The mountains will hold onto enough cold air to keep this one all snow. Far southeastern NH is already above freezing and will remain that way through most of the event, so I’m expecting mostly rain there (except for a quick burst of early morning snow). It’s the in-between spots that will be trouble. Right now, it looks like warm air aloft will make it as far north as the White Mountains in NH and about Lewiston/Augusta in Maine. That means that snow will change over to sleet and/or ice (sleet is more likely in Maine and central NH, ice is more likely in southwestern NH).
Right along the immediate coast east of I-95/I-295 and south of Route 1, surface temps may warm up just enough for some mixing with plain rain.
Around 8-9 AM or so, we’ll start to see the lull build in as the original storm fizzles out and a new one takes its place east of Cape Ann.

The lull will be most pronounced in southern areas where a mix of sleet/rain will give way to drizzle/freezing drizzle. Moderate snow should continue in the mountains as cold air begins to slowly drain south on the back side of the coastal low.
This storm’s final act will come as that coastal low starts developing in the Gulf of Maine, bringing one last burst of moderate/heavy snow to most of the area (except perhaps the coast south of Portland) before precip wraps up during the mid/late afternoon.

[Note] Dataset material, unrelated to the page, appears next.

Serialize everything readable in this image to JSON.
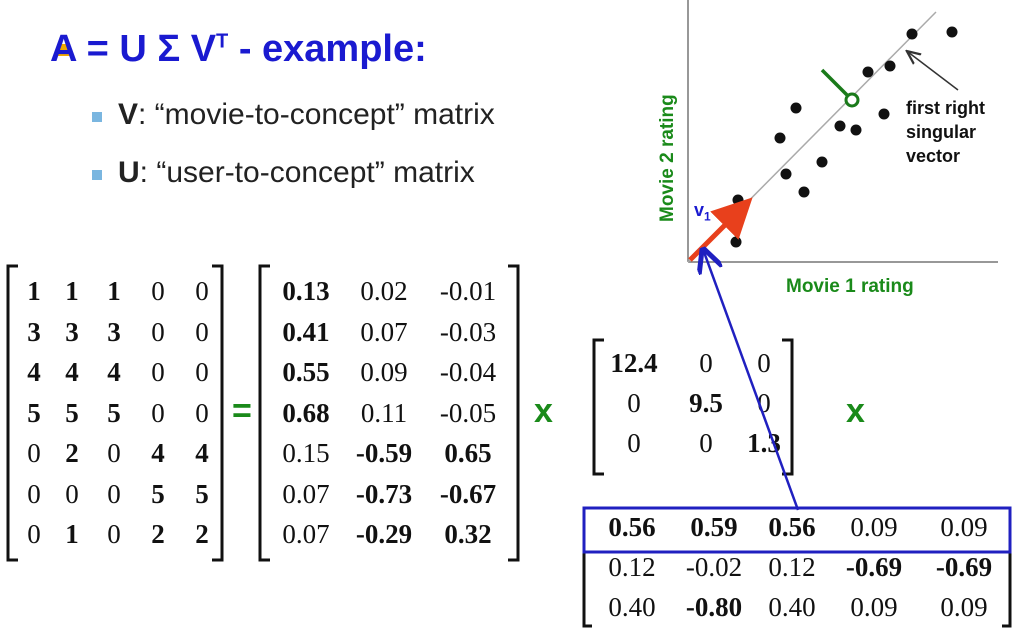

Here’s a look at how much snow I think should fall across the area tomorrow. The jackpot will be up in the mountains where 8-12″ of pure snow should pile up. Amounts drop off as you head closer to the coastline and farther south where rain and sleet/ice will mix in.
Make sure as you’re cleaning up tomorrow afternoon to leave plenty of room for more snow. More is likely to arrive as soon as Sunday night, and there could be quite a bit for some!